As he did at the panel stage, Judge Clay defended the application of the Anti-Injunction Act, which here bars CIC Services from challenging the IRS’s categorization of an in-house insurance company as a tax shelter. He minced no words, characterizing Judge Thapar’s en banc “dissental” (itself a defense of Judge Nalbandian’s earlier panel dissent) as an attempt “to inflict death by distorted originalism on the modern administrative state.” According to Judge Clay, the case was “about statutory interpretation, not about the constitutionality of the so-called administrative state, or even the constitutionality of the AIA.”

Judge Thapar disagreed, writing (on behalf of six other judges) that the AIA shouldn’t apply because it only “applies to suits ‘for the purpose of restraining the assessment or collection of a tax.’” And this case wasn’t about taxes; it was about civil penalties for failing to report information to the IRS. See Autocam Corp. v. Sebelius (distinguishing the assessment or collection of a tax from an underlying policy rule), and Seven-Sky v.

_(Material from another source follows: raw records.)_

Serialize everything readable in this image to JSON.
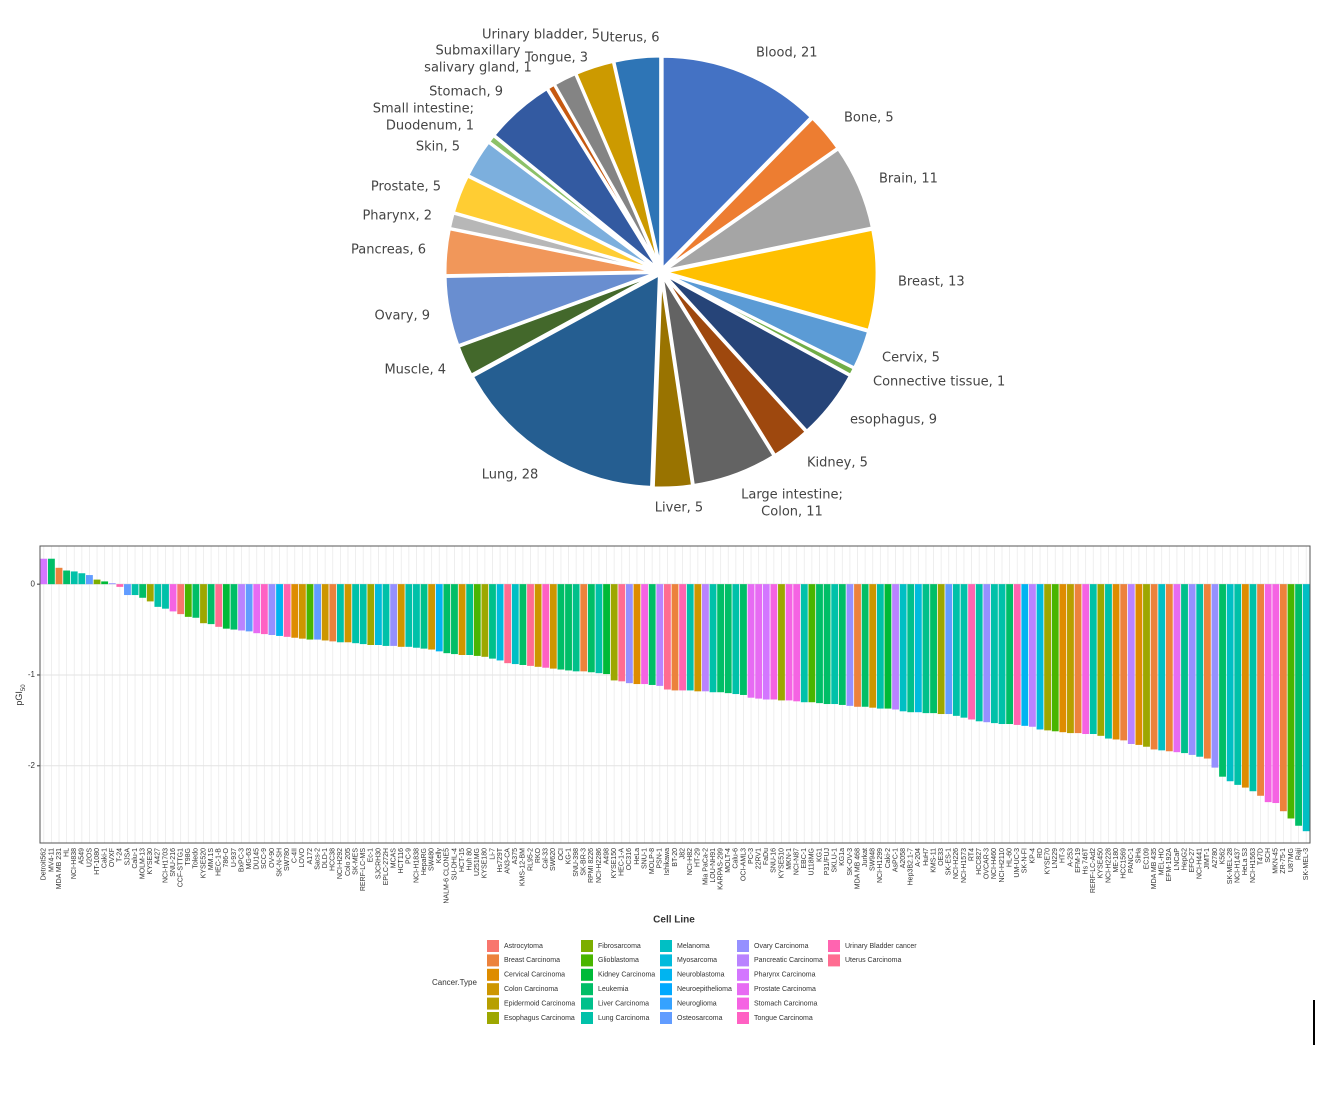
{
  "chart_data": [
    {
      "type": "pie",
      "categories": [
        "Blood",
        "Bone",
        "Brain",
        "Breast",
        "Cervix",
        "Connective tissue",
        "esophagus",
        "Kidney",
        "Large intestine; Colon",
        "Liver",
        "Lung",
        "Muscle",
        "Ovary",
        "Pancreas",
        "Pharynx",
        "Prostate",
        "Skin",
        "Small intestine; Duodenum",
        "Stomach",
        "Submaxillary salivary gland",
        "Tongue",
        "Urinary bladder",
        "Uterus"
      ],
      "values": [
        21,
        5,
        11,
        13,
        5,
        1,
        9,
        5,
        11,
        5,
        28,
        4,
        9,
        6,
        2,
        5,
        5,
        1,
        9,
        1,
        3,
        5,
        6
      ],
      "value_labels": [
        [
          "Blood, 21"
        ],
        [
          "Bone, 5"
        ],
        [
          "Brain, 11"
        ],
        [
          "Breast, 13"
        ],
        [
          "Cervix, 5"
        ],
        [
          "Connective tissue, 1"
        ],
        [
          "esophagus, 9"
        ],
        [
          "Kidney, 5"
        ],
        [
          "Large intestine;",
          "Colon, 11"
        ],
        [
          "Liver, 5"
        ],
        [
          "Lung, 28"
        ],
        [
          "Muscle, 4"
        ],
        [
          "Ovary, 9"
        ],
        [
          "Pancreas, 6"
        ],
        [
          "Pharynx, 2"
        ],
        [
          "Prostate, 5"
        ],
        [
          "Skin, 5"
        ],
        [
          "Small intestine;",
          "Duodenum, 1"
        ],
        [
          "Stomach, 9"
        ],
        [
          "Submaxillary",
          "salivary gland, 1"
        ],
        [
          "Tongue, 3"
        ],
        [
          "Urinary bladder, 5"
        ],
        [
          "Uterus, 6"
        ]
      ],
      "colors": [
        "#4472C4",
        "#ED7D31",
        "#A5A5A5",
        "#FFC000",
        "#5B9BD5",
        "#70AD47",
        "#264478",
        "#9E480E",
        "#636363",
        "#997300",
        "#255E91",
        "#43682B",
        "#698ED0",
        "#F1975A",
        "#B7B7B7",
        "#FFCD33",
        "#7CAFDD",
        "#8CC168",
        "#335AA1",
        "#C65911",
        "#848484",
        "#CC9A00",
        "#2E75B6"
      ]
    },
    {
      "type": "bar",
      "categories": [
        "Detroit562",
        "MV4-11",
        "MDA MB 231",
        "HL",
        "NCI-H838",
        "A549",
        "U2OS",
        "HT-1080",
        "Caki-1",
        "OVXF",
        "T-24",
        "SJSA",
        "Calu-1",
        "MOLM-13",
        "KYSE30",
        "A427",
        "NCI-H1703",
        "SNU-216",
        "CCF-STTG1",
        "T98G",
        "Toledo",
        "KYSE520",
        "MM.1S",
        "HEC-1-B",
        "786-O",
        "U-937",
        "BxPC-3",
        "MG-63",
        "DU145",
        "SCC-9",
        "OV-90",
        "SK-N-SH",
        "SW780",
        "C-4II",
        "LOVO",
        "A172",
        "Sacs-2",
        "DLD-1",
        "HCC38",
        "NCI-H292",
        "Colo 205",
        "SK-MES",
        "RERF-LC-MS",
        "Ec-1",
        "SJCRH30",
        "EPLC-272H",
        "MCAS",
        "HCT116",
        "PC-9",
        "NCI-H1838",
        "HepaRG",
        "SW480",
        "Kelly",
        "NALM-6 CLONE5",
        "SU-DHL-4",
        "HCT-15",
        "Huh 80",
        "U251MG",
        "KYSE180",
        "Li-7",
        "Hs729T",
        "AN3-CA",
        "A375",
        "KMS-12-BM",
        "RL95-2",
        "RKO",
        "Cal-33",
        "SW620",
        "OCI",
        "KG-1",
        "SNU-398",
        "SK-BR-3",
        "RPMI 8226",
        "NCI-H2286",
        "A498",
        "KYSE150",
        "HEC-1-A",
        "OC316",
        "HeLa",
        "SNU-1",
        "MOLP-8",
        "PSN-1",
        "Ishikawa",
        "BT-20",
        "J82",
        "NCI-H82",
        "HT-29",
        "Mia PaCa-2",
        "LOU-NH91",
        "KARPAS-299",
        "MOLT-4",
        "Calu-6",
        "OCI-AML3",
        "PC-3",
        "22RV1",
        "FaDu",
        "SNU-16",
        "KYSE510",
        "MKN-1",
        "NCI-N87",
        "EBC-1",
        "U118MG",
        "KG1",
        "P31/FUJ",
        "SKLU-1",
        "KG1a",
        "SK-OV-3",
        "MDA MB 468",
        "Jurkat",
        "SW948",
        "NCI-H1299",
        "Caki-2",
        "AsPC-1",
        "A2058",
        "Hep3B2.1-7",
        "A-204",
        "HuH7",
        "KMS-11",
        "OE33",
        "SK-ES-1",
        "NCI-H226",
        "NCI-H1573",
        "RT4",
        "HCC827",
        "OVCAR-3",
        "NCI-H460",
        "NCI-H2110",
        "HL-60",
        "UM-UC-3",
        "SK-N-FI",
        "KP-4",
        "RD",
        "KYSE70",
        "LN229",
        "HT-3",
        "A-253",
        "EFM-19",
        "Hs 746T",
        "RERF-LC-Ad2",
        "KYSE450",
        "NCI-H2228",
        "ME-180",
        "HCC1569",
        "PANC-1",
        "SiHa",
        "EC109",
        "MDA MB 435",
        "MEL-HO",
        "EFM-192A",
        "LNCaP",
        "HepG2",
        "EFO-27",
        "NCI-H441",
        "JIMT-1",
        "A2780",
        "K562",
        "SK-MEL-28",
        "NCI-H1437",
        "HeLa S3",
        "NCI-H1563",
        "T47D",
        "SCH",
        "MKN-45",
        "ZR-75-1",
        "U87MG",
        "Raji",
        "SK-MEL-3"
      ],
      "values": [
        0.28,
        0.28,
        0.18,
        0.15,
        0.14,
        0.12,
        0.1,
        0.05,
        0.03,
        0.01,
        -0.03,
        -0.12,
        -0.12,
        -0.15,
        -0.19,
        -0.25,
        -0.27,
        -0.3,
        -0.33,
        -0.36,
        -0.37,
        -0.43,
        -0.44,
        -0.47,
        -0.49,
        -0.5,
        -0.51,
        -0.52,
        -0.54,
        -0.55,
        -0.56,
        -0.57,
        -0.58,
        -0.59,
        -0.6,
        -0.61,
        -0.61,
        -0.62,
        -0.63,
        -0.64,
        -0.64,
        -0.65,
        -0.66,
        -0.67,
        -0.67,
        -0.68,
        -0.68,
        -0.69,
        -0.69,
        -0.7,
        -0.71,
        -0.72,
        -0.74,
        -0.76,
        -0.77,
        -0.78,
        -0.78,
        -0.79,
        -0.8,
        -0.82,
        -0.84,
        -0.87,
        -0.88,
        -0.89,
        -0.9,
        -0.91,
        -0.92,
        -0.93,
        -0.94,
        -0.95,
        -0.96,
        -0.96,
        -0.97,
        -0.98,
        -0.99,
        -1.06,
        -1.07,
        -1.09,
        -1.1,
        -1.1,
        -1.11,
        -1.12,
        -1.16,
        -1.17,
        -1.17,
        -1.17,
        -1.18,
        -1.18,
        -1.19,
        -1.19,
        -1.2,
        -1.21,
        -1.22,
        -1.25,
        -1.26,
        -1.27,
        -1.27,
        -1.28,
        -1.28,
        -1.29,
        -1.3,
        -1.3,
        -1.31,
        -1.32,
        -1.32,
        -1.33,
        -1.34,
        -1.35,
        -1.35,
        -1.36,
        -1.37,
        -1.37,
        -1.38,
        -1.4,
        -1.41,
        -1.41,
        -1.42,
        -1.42,
        -1.43,
        -1.43,
        -1.45,
        -1.47,
        -1.49,
        -1.51,
        -1.52,
        -1.53,
        -1.54,
        -1.54,
        -1.55,
        -1.56,
        -1.57,
        -1.6,
        -1.61,
        -1.62,
        -1.63,
        -1.64,
        -1.64,
        -1.65,
        -1.65,
        -1.67,
        -1.7,
        -1.71,
        -1.72,
        -1.76,
        -1.77,
        -1.79,
        -1.82,
        -1.83,
        -1.84,
        -1.85,
        -1.86,
        -1.88,
        -1.9,
        -1.92,
        -2.02,
        -2.12,
        -2.17,
        -2.21,
        -2.24,
        -2.28,
        -2.33,
        -2.4,
        -2.41,
        -2.5,
        -2.58,
        -2.66,
        -2.72
      ],
      "colors": [
        "#D376FF",
        "#00BE67",
        "#EC823C",
        "#00BE67",
        "#00C1A9",
        "#00C1A9",
        "#619CFF",
        "#7CAE00",
        "#00BA38",
        "#9590FF",
        "#FF64B0",
        "#619CFF",
        "#00C1A9",
        "#00BE67",
        "#9DA700",
        "#00C1A9",
        "#00C1A9",
        "#F563E3",
        "#F8766D",
        "#49B500",
        "#00BE67",
        "#9DA700",
        "#00BE67",
        "#FF6C91",
        "#00BA38",
        "#00BE67",
        "#B983FF",
        "#619CFF",
        "#E76BF3",
        "#FF61C3",
        "#9590FF",
        "#00B4F0",
        "#FF64B0",
        "#DE8C00",
        "#CD9600",
        "#49B500",
        "#619CFF",
        "#CD9600",
        "#EC823C",
        "#00C1A9",
        "#CD9600",
        "#00C1A9",
        "#00C1A9",
        "#9DA700",
        "#00BBDC",
        "#00C1A9",
        "#9590FF",
        "#CD9600",
        "#00C1A9",
        "#00C1A9",
        "#00C08B",
        "#CD9600",
        "#00B4F0",
        "#00BE67",
        "#00BE67",
        "#CD9600",
        "#00C08B",
        "#49B500",
        "#9DA700",
        "#00C08B",
        "#00BBDC",
        "#FF6C91",
        "#00BFC4",
        "#00BE67",
        "#FF6C91",
        "#CD9600",
        "#FF61C3",
        "#CD9600",
        "#00BE67",
        "#00BE67",
        "#00C08B",
        "#EC823C",
        "#00BE67",
        "#00C1A9",
        "#00BA38",
        "#9DA700",
        "#FF6C91",
        "#9590FF",
        "#DE8C00",
        "#F563E3",
        "#00BE67",
        "#B983FF",
        "#FF6C91",
        "#EC823C",
        "#FF64B0",
        "#00C1A9",
        "#CD9600",
        "#B983FF",
        "#00C1A9",
        "#00BE67",
        "#00BE67",
        "#00C1A9",
        "#00BE67",
        "#E76BF3",
        "#E76BF3",
        "#D376FF",
        "#F563E3",
        "#9DA700",
        "#F563E3",
        "#F563E3",
        "#00C1A9",
        "#49B500",
        "#00BE67",
        "#00BE67",
        "#00C1A9",
        "#00BE67",
        "#9590FF",
        "#EC823C",
        "#00BE67",
        "#CD9600",
        "#00C1A9",
        "#00BA38",
        "#B983FF",
        "#00BFC4",
        "#00C08B",
        "#00BBDC",
        "#00C08B",
        "#00BE67",
        "#9DA700",
        "#619CFF",
        "#00C1A9",
        "#00C1A9",
        "#FF64B0",
        "#00C1A9",
        "#9590FF",
        "#00C1A9",
        "#00C1A9",
        "#00BE67",
        "#FF64B0",
        "#00B4F0",
        "#B983FF",
        "#00BBDC",
        "#9DA700",
        "#49B500",
        "#DE8C00",
        "#B79F00",
        "#EC823C",
        "#F563E3",
        "#00C1A9",
        "#9DA700",
        "#00C1A9",
        "#DE8C00",
        "#EC823C",
        "#B983FF",
        "#DE8C00",
        "#9DA700",
        "#EC823C",
        "#00BFC4",
        "#EC823C",
        "#E76BF3",
        "#00C08B",
        "#9590FF",
        "#00C1A9",
        "#EC823C",
        "#9590FF",
        "#00BE67",
        "#00BFC4",
        "#00C1A9",
        "#DE8C00",
        "#00C1A9",
        "#EC823C",
        "#F563E3",
        "#F563E3",
        "#EC823C",
        "#49B500",
        "#00BE67",
        "#00BFC4"
      ],
      "ylim": [
        -2.85,
        0.42
      ],
      "yticks": [
        -2,
        -1,
        0
      ],
      "grid": true,
      "xlabel": "Cell Line",
      "ylabel": [
        "pGI",
        "50"
      ],
      "legend_title": "Cancer.Type",
      "legend": [
        {
          "name": "Astrocytoma",
          "color": "#F8766D"
        },
        {
          "name": "Breast Carcinoma",
          "color": "#EC823C"
        },
        {
          "name": "Cervical Carcinoma",
          "color": "#DE8C00"
        },
        {
          "name": "Colon Carcinoma",
          "color": "#CD9600"
        },
        {
          "name": "Epidermoid Carcinoma",
          "color": "#B79F00"
        },
        {
          "name": "Esophagus Carcinoma",
          "color": "#9DA700"
        },
        {
          "name": "Fibrosarcoma",
          "color": "#7CAE00"
        },
        {
          "name": "Glioblastoma",
          "color": "#49B500"
        },
        {
          "name": "Kidney Carcinoma",
          "color": "#00BA38"
        },
        {
          "name": "Leukemia",
          "color": "#00BE67"
        },
        {
          "name": "Liver Carcinoma",
          "color": "#00C08B"
        },
        {
          "name": "Lung Carcinoma",
          "color": "#00C1A9"
        },
        {
          "name": "Melanoma",
          "color": "#00BFC4"
        },
        {
          "name": "Myosarcoma",
          "color": "#00BBDC"
        },
        {
          "name": "Neuroblastoma",
          "color": "#00B4F0"
        },
        {
          "name": "Neuroepithelioma",
          "color": "#00A9FF"
        },
        {
          "name": "Neuroglioma",
          "color": "#35A2FF"
        },
        {
          "name": "Osteosarcoma",
          "color": "#619CFF"
        },
        {
          "name": "Ovary Carcinoma",
          "color": "#9590FF"
        },
        {
          "name": "Pancreatic Carcinoma",
          "color": "#B983FF"
        },
        {
          "name": "Pharynx Carcinoma",
          "color": "#D376FF"
        },
        {
          "name": "Prostate Carcinoma",
          "color": "#E76BF3"
        },
        {
          "name": "Stomach Carcinoma",
          "color": "#F563E3"
        },
        {
          "name": "Tongue Carcinoma",
          "color": "#FF61C3"
        },
        {
          "name": "Urinary Bladder cancer",
          "color": "#FF64B0"
        },
        {
          "name": "Uterus Carcinoma",
          "color": "#FF6C91"
        }
      ]
    }
  ]
}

Holder, 661 F.3d 1, 8–10 (D.C. Cir. 2011), abrogated on other grounds by NFIB v. Sebelius, 567 U.S. 519. “Indeed, CIC currently has no ‘tax’ liability under this regulatory regime and may never incur any such liability.”

According to Judge Thapar, applying the AIA here unfetters the IRS’s “power to impose sweeping ‘guidance’ across areas of public and private life.” “In this country,” Thapar asserted, “people should not have to risk prison time in order to challenge the lawfulness of government action. In this circuit, they now do.”

Judge Sutton was in the pivot. His concurrence in the denial of rehearing expressed sympathy with the view of Judges Nalbandian and Thapar—at least “as an original matter.” Given the conflicting opinions from the Supreme Court, D.C. Circuit, and now the Sixth Circuit, however, he reminded his colleagues (and perhaps clerks reviewing a future cert petition?) that the ball had already passed to the high court:

“In a dispute in which the Court’s decisions plausibly point in opposite directions, it’s worth asking what value we would add to the mix by en-bancing the case in order to create the very thing that generally prompts more review: a circuit split.”

Particularly one involving a 2015 opinion of then-Judge Kavanaugh. Judge Sutton called on his colleagues that a “little caution” was “is in order when it comes to judging the efforts of our colleagues on this court and on the D.C. Circuit to sort this out.”